Review: Angelina Jolie makes three movies in ‘Unbroken’

Unbroken
Universal Pictures

‘Unbroken’
Director:
Angelina Jolie
Stars: Jack O’Connell, Miyavi
Rating: PG-13
2 (out of 5) Globes

There are three movies in Angelina Jolie’s “Unbroken,” and you’re bound to like at least one of them. One is a gruesomely sappy elegy to youth and America on the brink of World War II — a stretch not unlike the opening to Oliver Stone’s “Born on the Fourth of July” minus any sense of satire or self-awareness. The second is a liferaft picture — less the fantastical “Life of Pi” than Alfred Hitchcock’s grittier-minded “Lifeboat.” The third is a POW camp grinder, dragging us through the 2 ½ years its hero — real-life Olympian-turned-soldier-turned-prisoner Louie Zamperini (Jack O’Connell) — spent being beaten down and just plain beaten until the war ended.
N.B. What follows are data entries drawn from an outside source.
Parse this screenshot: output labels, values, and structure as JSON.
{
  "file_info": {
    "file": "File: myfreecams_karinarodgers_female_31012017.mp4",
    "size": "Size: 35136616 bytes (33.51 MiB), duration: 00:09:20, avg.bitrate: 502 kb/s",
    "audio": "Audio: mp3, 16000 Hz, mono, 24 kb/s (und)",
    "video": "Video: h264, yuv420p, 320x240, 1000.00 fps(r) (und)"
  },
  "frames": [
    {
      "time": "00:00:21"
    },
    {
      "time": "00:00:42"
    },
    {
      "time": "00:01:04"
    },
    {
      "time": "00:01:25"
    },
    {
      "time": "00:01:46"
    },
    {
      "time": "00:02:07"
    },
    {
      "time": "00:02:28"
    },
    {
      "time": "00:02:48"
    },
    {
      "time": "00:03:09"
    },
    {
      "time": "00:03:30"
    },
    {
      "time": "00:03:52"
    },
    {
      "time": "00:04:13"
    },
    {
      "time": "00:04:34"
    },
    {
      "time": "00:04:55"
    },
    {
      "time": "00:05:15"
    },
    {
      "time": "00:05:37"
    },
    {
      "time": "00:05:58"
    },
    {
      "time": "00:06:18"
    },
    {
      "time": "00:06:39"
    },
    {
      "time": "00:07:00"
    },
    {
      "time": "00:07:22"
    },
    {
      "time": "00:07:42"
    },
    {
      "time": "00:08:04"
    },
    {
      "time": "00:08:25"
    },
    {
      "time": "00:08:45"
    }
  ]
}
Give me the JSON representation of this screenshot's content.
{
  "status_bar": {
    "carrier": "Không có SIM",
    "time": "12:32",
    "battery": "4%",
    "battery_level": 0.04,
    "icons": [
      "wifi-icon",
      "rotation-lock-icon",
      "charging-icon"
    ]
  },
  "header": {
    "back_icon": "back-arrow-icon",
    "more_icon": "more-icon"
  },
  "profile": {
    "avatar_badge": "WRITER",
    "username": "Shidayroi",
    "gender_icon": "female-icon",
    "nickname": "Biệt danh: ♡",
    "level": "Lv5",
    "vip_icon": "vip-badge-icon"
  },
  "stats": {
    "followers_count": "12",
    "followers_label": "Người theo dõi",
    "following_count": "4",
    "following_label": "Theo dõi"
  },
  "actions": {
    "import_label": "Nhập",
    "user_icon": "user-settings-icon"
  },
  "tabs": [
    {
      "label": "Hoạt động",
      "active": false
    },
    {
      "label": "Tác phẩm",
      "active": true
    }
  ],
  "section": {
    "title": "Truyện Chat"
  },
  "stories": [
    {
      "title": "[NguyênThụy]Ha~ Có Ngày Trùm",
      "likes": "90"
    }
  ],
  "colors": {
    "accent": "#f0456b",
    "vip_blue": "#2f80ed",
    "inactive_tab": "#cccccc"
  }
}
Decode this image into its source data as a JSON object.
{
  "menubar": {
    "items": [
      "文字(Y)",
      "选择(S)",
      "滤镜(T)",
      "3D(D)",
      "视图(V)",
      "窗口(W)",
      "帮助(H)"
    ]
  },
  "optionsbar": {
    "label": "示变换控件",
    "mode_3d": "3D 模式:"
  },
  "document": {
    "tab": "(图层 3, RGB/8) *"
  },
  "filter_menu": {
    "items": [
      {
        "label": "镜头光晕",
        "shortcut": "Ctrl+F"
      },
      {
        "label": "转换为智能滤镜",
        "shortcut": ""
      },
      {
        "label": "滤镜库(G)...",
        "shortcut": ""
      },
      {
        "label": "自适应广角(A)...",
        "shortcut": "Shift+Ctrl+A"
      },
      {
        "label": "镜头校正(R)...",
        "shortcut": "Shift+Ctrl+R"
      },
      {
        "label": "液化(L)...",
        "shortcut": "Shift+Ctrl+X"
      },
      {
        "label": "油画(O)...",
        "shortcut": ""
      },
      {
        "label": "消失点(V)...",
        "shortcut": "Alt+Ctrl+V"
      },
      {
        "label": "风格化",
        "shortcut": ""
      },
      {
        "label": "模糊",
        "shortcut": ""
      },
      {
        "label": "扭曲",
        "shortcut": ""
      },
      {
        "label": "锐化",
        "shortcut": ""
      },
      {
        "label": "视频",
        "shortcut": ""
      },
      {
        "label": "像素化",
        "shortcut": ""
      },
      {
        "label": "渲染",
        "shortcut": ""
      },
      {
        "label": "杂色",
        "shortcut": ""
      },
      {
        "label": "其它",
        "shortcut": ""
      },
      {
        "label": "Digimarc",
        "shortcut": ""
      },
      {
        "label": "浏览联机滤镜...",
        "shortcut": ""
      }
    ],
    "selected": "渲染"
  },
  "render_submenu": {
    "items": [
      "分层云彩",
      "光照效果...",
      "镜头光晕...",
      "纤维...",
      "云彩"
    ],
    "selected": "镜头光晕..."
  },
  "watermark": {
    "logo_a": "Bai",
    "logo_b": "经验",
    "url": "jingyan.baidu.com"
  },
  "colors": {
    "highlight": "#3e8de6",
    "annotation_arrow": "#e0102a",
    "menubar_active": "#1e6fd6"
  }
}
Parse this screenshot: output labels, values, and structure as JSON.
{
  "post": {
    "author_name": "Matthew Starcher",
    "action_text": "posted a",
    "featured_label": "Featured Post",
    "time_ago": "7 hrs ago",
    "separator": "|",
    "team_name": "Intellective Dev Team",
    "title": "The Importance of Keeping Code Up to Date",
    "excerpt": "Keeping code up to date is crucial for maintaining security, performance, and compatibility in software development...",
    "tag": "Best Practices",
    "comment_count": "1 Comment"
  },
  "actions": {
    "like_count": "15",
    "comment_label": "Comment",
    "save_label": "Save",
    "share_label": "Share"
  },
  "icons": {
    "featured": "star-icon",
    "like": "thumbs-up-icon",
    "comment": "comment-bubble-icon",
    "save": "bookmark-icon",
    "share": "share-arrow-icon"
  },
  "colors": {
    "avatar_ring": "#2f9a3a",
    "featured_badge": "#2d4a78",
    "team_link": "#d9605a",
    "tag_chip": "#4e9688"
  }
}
This is a lot for a second-time director to handle, and that’s ignoring the burdens of doing period and covering not only a real person’s life but a life already chronicled in a mega-bestseller (by Laura Hillenbrand). It’s not surprising that the results are fragmented, not of a piece and spotty. Part of that is because there’s no center of gravity. Ostensibly that’s supposed to be Zamperini himself, but likable as O’Connell is in the role his character is a cipher — a routine wimp turned hero with no apparent inner life besides his basic, albeit unusually intense, struggle for survival. The closest it gets to a fascinating character is fellow prisoner John Fitzgerald, but that’s mostly because he’s played by Garrett Hedlund, curiously, in full taciturn Brad Pitt mode.

As such, the film really does feel like three different, albeit linked. For what it’s worth Jolie fares best, which is to say very well, with the liferaft chapter. It has the precision, patience and variety of camera angles required to sell the feeling of spending, as Zamperini and two soldiers did, a month and a half afloat. Jolie is tough and even funny, not making a meal over her characters catching and feasting upon fish and even a nice seagull. But it still feels like a director’s exercise; she’s just showing she can do a certain type of picture. The first section is creepily spot-on imitation Ron Howard, with soaring music cues, cheeseball aphorisms (“A moment of pain is worth a lifetime of glory,” Zamperini’s brother helpfully informs him) and cheeseballier jokes (“I hope you’re not as fast in the sack,” someone tells Zamperini, who can run fast).

It’s not till the third, POW camp section that the real Jolie seems to make herself known. “Unbroken” is only her second film, after the Bosnian war saga “The Land of Milk and Honey,” so it’s unclear who she is yet as a filmmaker. Based on these two films she appears to be most driven by suffering, misery and at least a heaping helping of psychosexual tension. Once Zamperini is deposited in the first of three shown Japanese POW camps, “Unbroken” turns into a grueling look at purest survival. Zamperini winds up catching the eye of a sadistic, bamboo stick-wielding sergeant, dubbed “The Bird” (pop star Miyavi), who singles him out as the brunt of most of his torture. One sequence finds him ordering every prisoner coldcock Zamperini, who not only takes it but encourages those who are hesitant. Another depicts him forced to hold a big metal slab over his head for hours while The Bird stares on in orgasmic frustration.

The unrequited love between torturer and torturee gives “Unbroken” a crazed edge that helps dilute the sentimentality. Jolie gives us the triumph of the human spirit business, but such moments feel insincere, or at least rote. This is an inspirational weepie directed by someone far more interested in the tougher, weirder aspects. Jolie tries to do both, but what she really does is make an old school biopic that feels stranger than all of them. When she finds her shtick she’ll never make something as pat as “Unbroken.” It’s clearly beneath her talents, much less interests.